Ed è impossibile non provare empatia con Silvio Orlando, impossibile non commuoversi nel suo oscillare tra posizioni moderate, dubbiose, autoindulgenti ma con una forte coerenza di fondo ai propri valori. Perché se il Caimano è — com’è — Silvio Berlusconi, allora non si racconta una storia personale stranota ma la storia di un’Italia, l’Italia del periodo berlusconiano: Italia che ha visto i tanti caimani ed i loro estimatori, ma anche gli oppositori giovani belli e fin troppo alternativi come la regista ed i suoi amici, e tanti invece lasciati nel mezzo ad arrabattarsi. Giunto quasi alla fine della sua discesa umana forse come sussulto di orgoglio, forse spinto inconsciamente dalle parole dell’amico polacco che esprimeva lo stupore verso italiani che “giunti al fondo scavano, scavano, scavano”, Bruno si impegna personalmente a rimettere in carreggiata il film prendendo posizione. Ed è in questo percorso che ancora una volta Moretti regala scene divertenti, tenere, commoventi o da ricordare e citare (e sì, alla Gelateria di San Crispino il gelato da asporto non te lo danno facilmente…)

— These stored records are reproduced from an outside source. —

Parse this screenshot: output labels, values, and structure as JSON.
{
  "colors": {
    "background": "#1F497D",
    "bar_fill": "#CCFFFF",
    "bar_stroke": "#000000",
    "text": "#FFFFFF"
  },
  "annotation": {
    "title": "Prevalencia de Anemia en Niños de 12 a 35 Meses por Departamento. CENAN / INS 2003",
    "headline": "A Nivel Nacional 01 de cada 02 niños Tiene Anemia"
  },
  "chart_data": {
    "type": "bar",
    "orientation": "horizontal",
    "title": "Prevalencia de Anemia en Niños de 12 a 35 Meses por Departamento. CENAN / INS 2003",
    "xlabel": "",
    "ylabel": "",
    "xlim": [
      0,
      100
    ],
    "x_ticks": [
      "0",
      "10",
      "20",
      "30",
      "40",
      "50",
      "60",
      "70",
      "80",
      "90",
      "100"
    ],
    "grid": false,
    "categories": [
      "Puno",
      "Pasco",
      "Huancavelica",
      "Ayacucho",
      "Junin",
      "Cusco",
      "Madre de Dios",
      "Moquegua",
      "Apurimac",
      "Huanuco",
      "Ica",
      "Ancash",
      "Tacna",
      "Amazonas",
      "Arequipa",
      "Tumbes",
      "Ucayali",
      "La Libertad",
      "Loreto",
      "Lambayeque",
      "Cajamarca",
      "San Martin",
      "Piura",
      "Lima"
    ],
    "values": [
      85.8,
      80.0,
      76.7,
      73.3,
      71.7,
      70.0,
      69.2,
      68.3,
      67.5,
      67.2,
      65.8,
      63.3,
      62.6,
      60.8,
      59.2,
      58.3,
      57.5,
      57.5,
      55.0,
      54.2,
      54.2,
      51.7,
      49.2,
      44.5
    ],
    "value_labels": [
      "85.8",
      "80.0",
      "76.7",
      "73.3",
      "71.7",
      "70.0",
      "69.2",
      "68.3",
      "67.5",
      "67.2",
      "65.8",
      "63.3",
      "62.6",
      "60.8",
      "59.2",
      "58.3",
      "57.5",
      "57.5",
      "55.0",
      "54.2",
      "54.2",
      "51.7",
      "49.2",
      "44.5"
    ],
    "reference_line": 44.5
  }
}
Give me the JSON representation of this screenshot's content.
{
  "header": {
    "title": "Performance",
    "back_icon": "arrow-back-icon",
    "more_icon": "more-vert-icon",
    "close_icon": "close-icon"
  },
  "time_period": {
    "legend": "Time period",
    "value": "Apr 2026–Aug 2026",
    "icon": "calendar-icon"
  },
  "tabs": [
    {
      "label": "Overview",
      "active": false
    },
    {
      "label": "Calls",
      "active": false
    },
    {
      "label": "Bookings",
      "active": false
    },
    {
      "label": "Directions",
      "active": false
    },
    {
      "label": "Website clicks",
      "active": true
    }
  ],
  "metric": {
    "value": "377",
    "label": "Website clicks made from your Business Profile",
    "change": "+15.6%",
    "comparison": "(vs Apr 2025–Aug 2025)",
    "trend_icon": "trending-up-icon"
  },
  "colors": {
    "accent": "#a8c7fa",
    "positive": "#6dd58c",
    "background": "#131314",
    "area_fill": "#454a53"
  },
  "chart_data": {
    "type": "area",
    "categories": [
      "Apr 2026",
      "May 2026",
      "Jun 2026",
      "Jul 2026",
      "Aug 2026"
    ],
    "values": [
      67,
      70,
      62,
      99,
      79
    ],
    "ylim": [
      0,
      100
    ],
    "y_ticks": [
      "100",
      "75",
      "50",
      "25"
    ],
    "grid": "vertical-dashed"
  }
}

Ma certo è anche una pellicola che come scusa narrativa usa la figura stessa del Presidente del Consiglio, e non a caso; in questo sono significative le uniche due (brevi) apparizioni di Moretti all’interno del film, ed è un ritorno che riporta chiaramente, senza dubbi, a Il portaborse il film di Daniele Luchetti prodotto ed interpretato da Moretti nel 1991 e che non per niente aveva ancora Silvio Orlando come contraltare nel ruolo dell‘“uomo comune”. La simmetria è evidente e quasi sicuramente voluta: il Caimano alla fine interpretata dal Moretti-attore è l’erede diretto del ministro Botero di quel film, ovvero è il Botero giunto al massimo vertice politico e istituzionale, come se gli allarmi di allora fossero andati assolutamente inascoltati, come se quindici anni fossero andati completamente sprecati.
E qui a mio avviso che i piani si uniscono e formano il discorso che voleva affrontare il regista: quando Moretti dice in una scena fortemente auto-ironica che “chi voleva sapere di Berlusconi lo sa già, ma Berlusconi ha vinto, con le sue televisioni, con la trasformazione della società” chiude il discorso con amarezza togliendo il personaggio del Caimano dal cabaret dei capelli, del lifting, dei tacchi per rimetterlo al centro del discorso sul declino dell’umanità della nazione, dei rapporti sempre più difficili, della difficoltà di trovare i propri punti di riferimento.
È quindi un film pieno di suggestioni, di collegamenti alcuni voluti alcuni forse solo accennati. Un film molto interessante a cui bisognerà ritornare in futuro, come forse avrebbe fatto bene rivedere più spesso Il portaborse negli ultimi quindici anni.